A good business plan will help serve as a road map for entrepreneurs when they face growing pains or when they decide it’s time to close up shop (i.e. an exit strategy). But what happens when two or more owners of a small business don’t agree on something? Or what happens when one person has more control than the other owner and acts in a manner that is good for his or her own personal benefit but to the detriment of the other owner or even the organization as a whole?!

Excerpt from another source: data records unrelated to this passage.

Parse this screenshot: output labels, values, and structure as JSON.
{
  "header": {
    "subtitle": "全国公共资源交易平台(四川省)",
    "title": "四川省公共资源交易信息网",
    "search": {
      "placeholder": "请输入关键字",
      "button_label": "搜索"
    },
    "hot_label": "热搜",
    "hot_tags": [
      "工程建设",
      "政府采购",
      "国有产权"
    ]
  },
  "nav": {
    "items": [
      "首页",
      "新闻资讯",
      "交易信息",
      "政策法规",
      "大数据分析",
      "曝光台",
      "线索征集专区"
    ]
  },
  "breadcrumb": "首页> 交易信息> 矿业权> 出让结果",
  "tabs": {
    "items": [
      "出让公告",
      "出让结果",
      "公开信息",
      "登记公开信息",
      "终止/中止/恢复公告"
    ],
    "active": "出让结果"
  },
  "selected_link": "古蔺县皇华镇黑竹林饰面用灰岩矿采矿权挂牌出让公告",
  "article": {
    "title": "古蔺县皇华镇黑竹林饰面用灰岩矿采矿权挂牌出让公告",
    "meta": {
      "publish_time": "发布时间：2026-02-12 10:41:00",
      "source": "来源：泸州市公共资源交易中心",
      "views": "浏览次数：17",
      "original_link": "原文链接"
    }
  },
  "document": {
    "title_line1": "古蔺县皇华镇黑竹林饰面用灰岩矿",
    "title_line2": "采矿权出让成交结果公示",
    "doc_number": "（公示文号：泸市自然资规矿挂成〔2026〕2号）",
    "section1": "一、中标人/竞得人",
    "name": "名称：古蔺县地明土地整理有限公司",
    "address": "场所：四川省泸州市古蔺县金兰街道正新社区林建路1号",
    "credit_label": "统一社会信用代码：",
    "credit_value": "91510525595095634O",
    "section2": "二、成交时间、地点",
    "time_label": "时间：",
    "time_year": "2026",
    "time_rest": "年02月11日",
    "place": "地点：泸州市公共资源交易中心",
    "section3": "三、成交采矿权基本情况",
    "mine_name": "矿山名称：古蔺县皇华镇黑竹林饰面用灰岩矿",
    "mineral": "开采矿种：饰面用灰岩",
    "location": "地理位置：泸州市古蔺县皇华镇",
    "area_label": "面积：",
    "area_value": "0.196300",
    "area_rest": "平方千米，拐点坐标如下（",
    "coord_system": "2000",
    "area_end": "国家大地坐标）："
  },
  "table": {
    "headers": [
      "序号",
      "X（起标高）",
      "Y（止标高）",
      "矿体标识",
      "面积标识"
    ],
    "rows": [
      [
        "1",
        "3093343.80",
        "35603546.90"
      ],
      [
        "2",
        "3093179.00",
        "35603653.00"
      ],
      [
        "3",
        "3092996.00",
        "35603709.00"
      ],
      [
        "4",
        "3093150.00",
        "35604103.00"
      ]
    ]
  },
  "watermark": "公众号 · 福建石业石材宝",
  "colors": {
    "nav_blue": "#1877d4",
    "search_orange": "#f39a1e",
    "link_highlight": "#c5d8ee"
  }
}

When one owner that has more control acts in manner of self-interest to the detriment of the other owner or the entire organization, the concept of minority oppression comes into play. Minority oppression in a closely-held corporation is a topic that I have done some research on during my time at Xavier University while working on my MBA. I have found some interesting articles from law reviews and professional journals on the topic and have compiled them into a short (8 page + cover page) report on the topic. The body of law is primarily built around the Model Business Corporation Act (MBCA) passed by Congress, with various states passing their own laws that take the MBCA even farther. Depending on what state the closely-held corporation is domiciled in will determine the exact remedies to minority shareholder oppression and consequences for director/manager malfeasance.
One area where the statute is not exactly clear, especially from state to state, is in defining exactly what constitutes “oppressive behavior” or “oppression” in general. The various state legislatures have left it up to the courts to decide this on a case-by-case basis. Thus, it is still in the best interest of each organization to settle these matters between the owners without becoming litigious. Being litigious serves no one well except the attorneys that get to represent each side.
The following link is to my entire report that was compiled in November 2006. The file is in Microsoft Word, please right-click on the link and select save as to download this to your desktop for better viewing. In the future I will try to upload more of these documents in Adobe format for easier downloading and viewing. I apologize for any inconvenience. If you have trouble downloading or viewing this document, please email me at allthingsfinancial@yahoo.com
Here is the full report with explanation of the law, recourse or remedy, and citations and references for further reading or research that you might want to do:
Minority Shareholder’s Rights in a Closely Held Corporation
In the event you ever face such a situation, whether you are being accused of director malfeasance or oppression against another owner or feel that you have been oppressed yourself, it is HIGHLY recommended that you seek legal counsel. This blog entry in no way is to be considered an offering of legal advice. Your own unique situation should be carefully reviewed and considered by a licensed, practicing attorney in your respective state. This is merely a review of the topic from an academic, historical research viewpoint.